On appeal, the Federal Circuit agreed with CPC Patent that Hsu’s ‘to associate with’ disclosure does not reach what the ‘039 patent’s claims require in setting or establishing the memory location that stores biometric data. What the PTAB inferred that Hsu simultaneously discloses the different actions of ‘associat[ing]’ and ‘establishing’ was problematic, the CAFC found, as associating two sets of data does not necessarily mean that one data set establishes the location of the other. Although Hsu must set a memory location, “the Board did not meaningfully grapple with the ‘039 patent’s additional constraint” that the memory location is determined by the card information, the CAFC found.
The appellate court’s finding undercut ASSA ABLOY’s argument on appeal that the PTAB did not equate ‘associat[ing]’ with ‘setting’ or ‘establishing’ but rather found that the effect of Hsu’s association reached the ‘039 patent’s Defining Limitation.
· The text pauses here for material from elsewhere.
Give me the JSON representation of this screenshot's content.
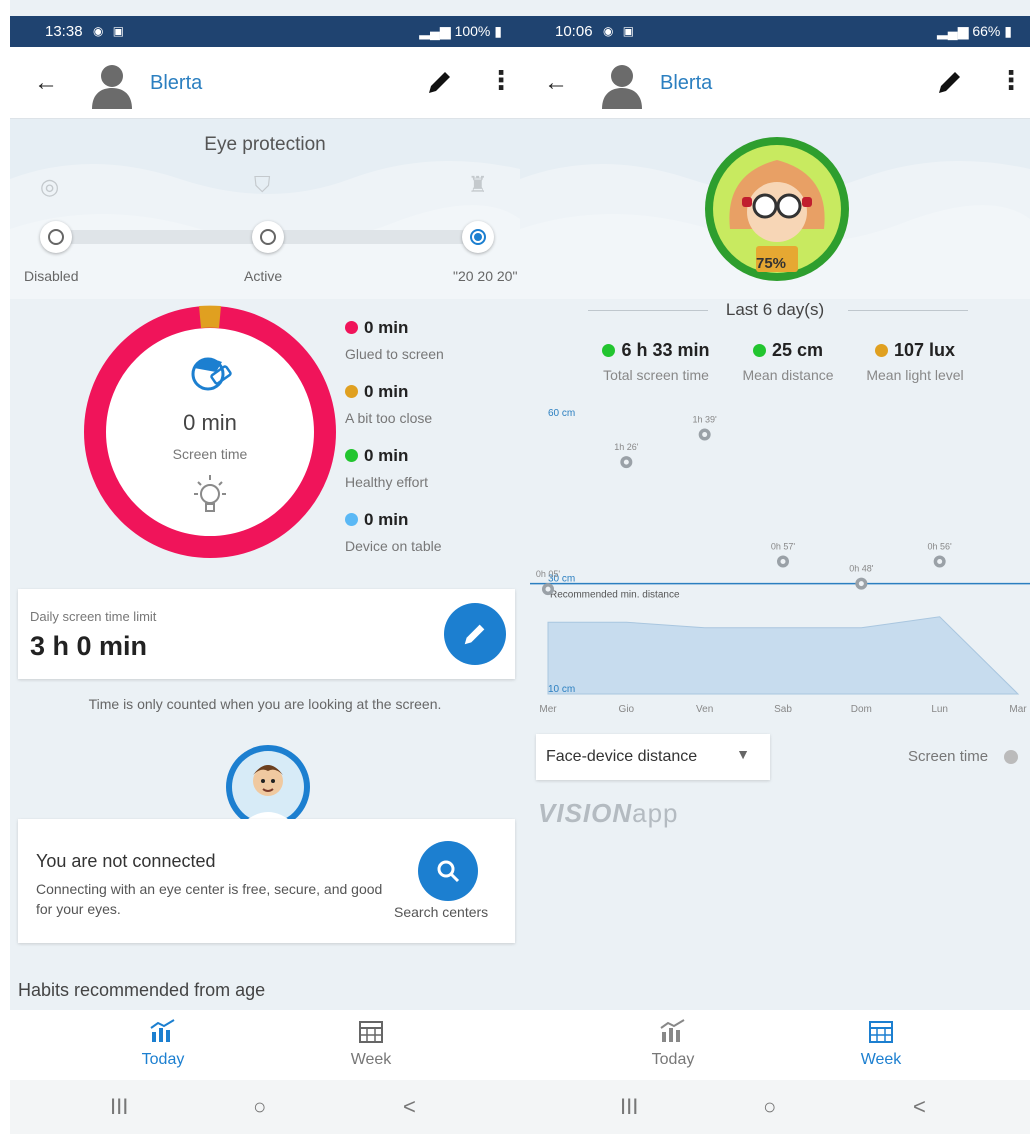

Furthermore, the majority appellate panel of Circuit Judges Sharon Prost and Raymond Chen found testimony from ASSA’s expert witness to be conclusory of the petitioner’s arguments that Hsu disclosed the Defining Limitation. The Federal Circuit found the remaining arguments unpersuasive and reversed the PTAB’s obviousness determinations and remanded for further consideration of other unpatentability grounds not reached by the Board.
Circuit Judge Wallach in his dissension accused the panel majority of substituting its own findings of fact for those of the PTAB, pointing out two instances where the appellate majority blundered in this manner. First, by finding that the effect of Hsu was association and nothing more, Judge Wallach argued that the majority mistakenly restricted Hsu’s disclosure to the literal meaning of the words contrary to the statutory person of ordinary skill standard, a rigid interpretation that belied the majority’s paraphrasing of the Defining Limitation. Second, Wallach argued that the testimony was reduced by the CAFC majority from ASSA’s expert to fractions that sound conclusory contrary to the Federal Circuit’s standard of review for substantial evidence.
The ASSA ABLOY ruling of the Federal Circuit was limited to the PTAB’s invalidation of claims 3 through 18 of the ‘039 patent. The CAFC in a footnote acknowledged that the PTAB’s invalidation of claims 1, 2, 19 and 20 of the ‘039 patent was upheld in a separate ruling involving consumer electronics giant Apple as IPR petitioner. The Federal Circuit in that decision issued a Rule 36 one-word summary affirmance of the PTAB’s ruling, which proposed CPC Patent’s appeal as to those claims in ASSA ABLOY.